According to Pau-Chen – the author of Fuzzy MLS: “the fact that when a security administrator creates the [access control] policy, she is guessing and codifying what risk-benefit trade-offs will be acceptable for information accesses that will happen in the future. Clearly, for an organization with dynamic needs the future risk-benefit trade-offs are not predictable and the guesses made about future risk-benefit trade-offs, encoded in the security policy are likely to be in conflict with the real risk-benefit trade-offs at the time of access.”
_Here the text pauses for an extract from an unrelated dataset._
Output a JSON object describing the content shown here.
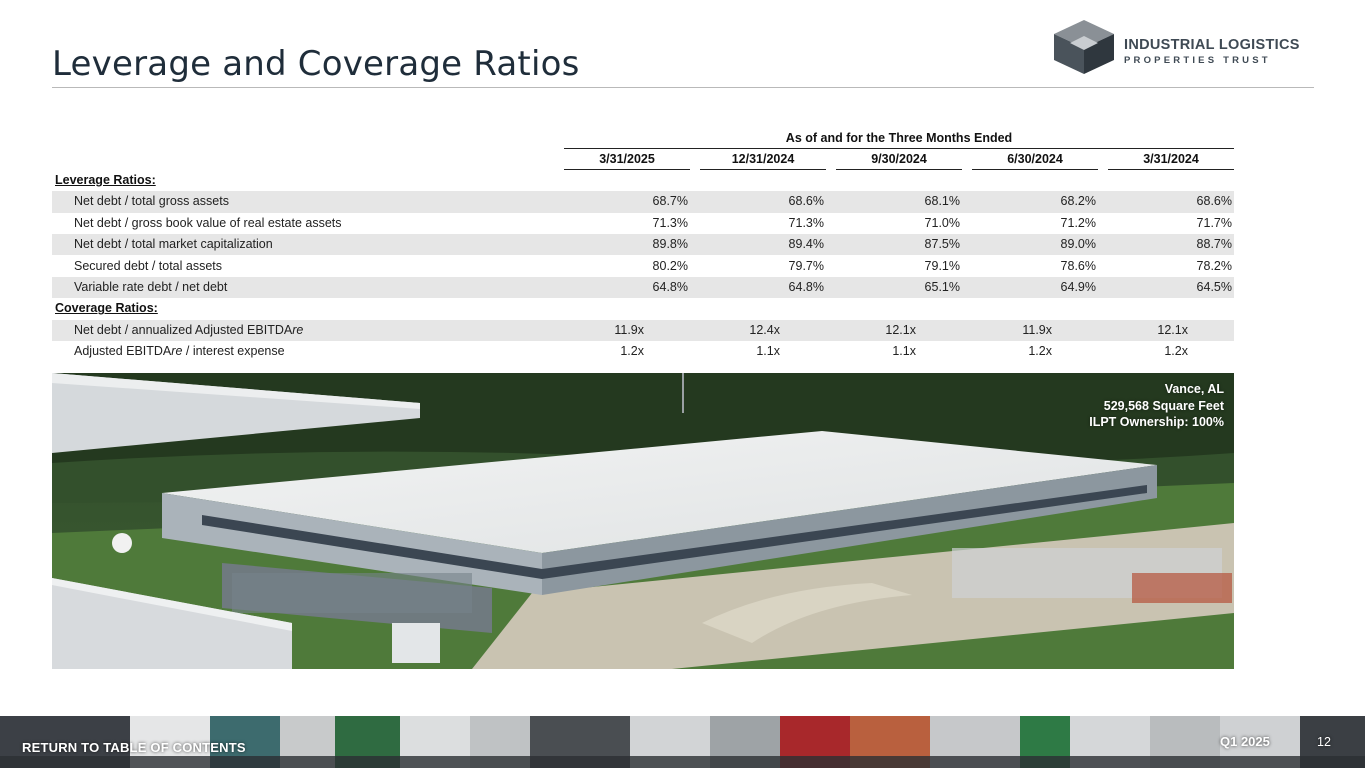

The main feature of Fuzzy MLS is that it considers access control as an exercise in risk management where access control decisions are made on the basis of risk, risk tolerance, and risk mitigation, where risk has the usual connotation of expected damage. Viewed in terms of risk, the process of setting a traditional access control policy is actually determining a fixed trade-off between the risks of leakage of sensitive information versus the need of the organization to provide such information to its employees for them to perform their job. This fixed trade-off sets up a non-adaptive, binary access control decision model where accesses have been pre-classified as having either acceptable risk or non-acceptable risk and only the accesses with acceptable risk are allowed. Fuzzy MLS devises a way to compute an estimate of risk associated with an access by quantifying the “gap” between the subject’s value and the object’s value. With these quantified estimates of risk, a risk scale can be built such that each access is associated with a point on the scale. With such a scale, the access control model can be made risk–adaptive by adjusting the point of trade-off on the scale as the needs and environment change. Fuzzy MLS goes one step further by expanding this point of trade-off into a region on the scale. An access associated with a point below the lower-bound of the region (also called the soft boundary) is allowed, an access associated with a point above the upper-bound of the region (the hard boundary) is denied. The region is further divided into bands of risk such that each band is associated with a risk mitigation measure(s) or course of action. An access located in a band is allowed only if the risk mitigation measure(s) / courses of action associated with that band can be applied to the access. Thus, the Fuzzy MLS model depicts a risk management system that resembles a Fuzzy control system and thus the name “Fuzzy MLS.”

One of the keys to such a risk-adaptive system such as Fuzzy MLS is coming up with values which can be used to quantify the subject/object gaps and perform risk trade-offs. I suggest that two types of values be assigned to cover two scenarios: 1) for access control scenarios, the value of an asset to the organization could be applied; and, 2) for attack scenarios, the value of an asset to an attacker could be applied. In the former case, the value of an asset can be established through well-known processes such as business impact analysis, where the levels of confidentiality, integrity and availability can be ascertained and translated into economic terms. In the latter case, a different approach is needed as a seemingly worthless piece of data from an organizational perspective might be extremely valuable to an attacker to profile and phish a target. This attacker view of an asset value requires intelligence about how attackers rate and target your assets.

The perishability or shelf life of an asset should also be determined. In this way you can adaptively change protections over a time span when the value of the asset changes – e.g., M&A plans have a relatively short shelf life and access protections need to increase around these plans during that time period. In the same regard, a vulnerability can be considered an asset from an attacker’s perspective that has a shelf life. In contrast, detections against weaponizer artifacts are defender assets that have a very durable shelf life.

To conclude, risk-adaptive cyber defenses can help in the prioritization and selection of courses of action by instantiating economic principles that reflect the true mission impact of a course of action mitigation or remediation action.